Phrases for Stakeholder Conversations
When talking to non-technical stakeholders, translate jargon into impact:
“In plain terms, we’re paying for capacity we don’t use — like renting a warehouse that’s half empty.” “This change would save roughly £4,000 a month with no impact on performance.” “There’s a quick win here, and a longer-term piece that needs engineering time.”
The phrase “quick win” signals low-effort, high-value action — leaders love to hear it.
Managing Expectations
“These savings are estimates — actual figures will depend on traffic.” “We can cut costs aggressively, but I’d recommend a phased approach to avoid risking reliability.” “Some of this requires upfront engineering effort before we see returns.”

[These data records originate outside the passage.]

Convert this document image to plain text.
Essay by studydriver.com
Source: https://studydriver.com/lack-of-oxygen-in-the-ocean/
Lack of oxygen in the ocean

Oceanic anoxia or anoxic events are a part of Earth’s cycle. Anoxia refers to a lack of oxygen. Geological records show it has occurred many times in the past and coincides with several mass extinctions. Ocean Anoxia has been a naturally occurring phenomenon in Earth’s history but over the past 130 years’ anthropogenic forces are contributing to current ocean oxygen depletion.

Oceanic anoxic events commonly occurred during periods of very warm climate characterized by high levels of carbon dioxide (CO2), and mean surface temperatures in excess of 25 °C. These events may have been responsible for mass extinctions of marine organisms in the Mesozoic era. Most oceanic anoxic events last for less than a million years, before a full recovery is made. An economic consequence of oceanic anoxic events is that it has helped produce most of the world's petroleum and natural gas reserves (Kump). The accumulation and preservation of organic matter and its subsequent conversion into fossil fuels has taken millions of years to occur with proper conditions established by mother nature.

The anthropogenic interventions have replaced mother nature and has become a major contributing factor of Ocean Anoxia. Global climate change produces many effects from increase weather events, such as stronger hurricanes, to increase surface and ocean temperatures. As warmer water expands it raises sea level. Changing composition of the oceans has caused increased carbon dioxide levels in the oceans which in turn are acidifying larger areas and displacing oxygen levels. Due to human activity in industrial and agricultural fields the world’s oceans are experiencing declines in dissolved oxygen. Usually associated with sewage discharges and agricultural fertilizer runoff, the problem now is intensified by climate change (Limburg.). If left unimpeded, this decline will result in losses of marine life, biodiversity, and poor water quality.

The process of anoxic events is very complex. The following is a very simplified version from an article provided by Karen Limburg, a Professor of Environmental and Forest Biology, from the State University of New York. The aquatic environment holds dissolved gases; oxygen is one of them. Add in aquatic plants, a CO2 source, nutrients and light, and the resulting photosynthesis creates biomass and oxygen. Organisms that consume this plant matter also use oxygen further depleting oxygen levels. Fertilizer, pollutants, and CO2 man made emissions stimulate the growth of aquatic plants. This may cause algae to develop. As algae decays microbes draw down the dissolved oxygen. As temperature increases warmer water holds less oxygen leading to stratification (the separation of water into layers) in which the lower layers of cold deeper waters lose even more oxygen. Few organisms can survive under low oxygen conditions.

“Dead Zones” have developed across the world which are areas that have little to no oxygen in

Honest hedging protects your credibility when the real numbers come in.
Words People Confuse
| Confused | Clarification |
|---|---|
| Reserved vs spot | Reserved is committed and stable; spot is cheap and interruptible. |
| Egress vs ingress | Egress is data out (usually charged); ingress is data in (often free). |
| Cost vs usage | Usage is how much you consume; cost is what you pay for it. |
A Sample Sentence to Practise
“Our biggest opportunity is rightsizing over-provisioned instances and decommissioning idle resources — that’s a quick win worth around 25% of the bill. Reserved instances would save more, but I’d wait until our baseline load is stable before committing.”
If you can deliver a sentence like that fluently, you can hold a serious FinOps conversation.
Talking about cloud costs is increasingly part of every engineer’s job. With this vocabulary — rightsizing, egress, burn rate, false economy, quick win — and the trade-off phrasing above, you can move the conversation from vague worry about the bill to concrete, prioritised action that the whole company understands.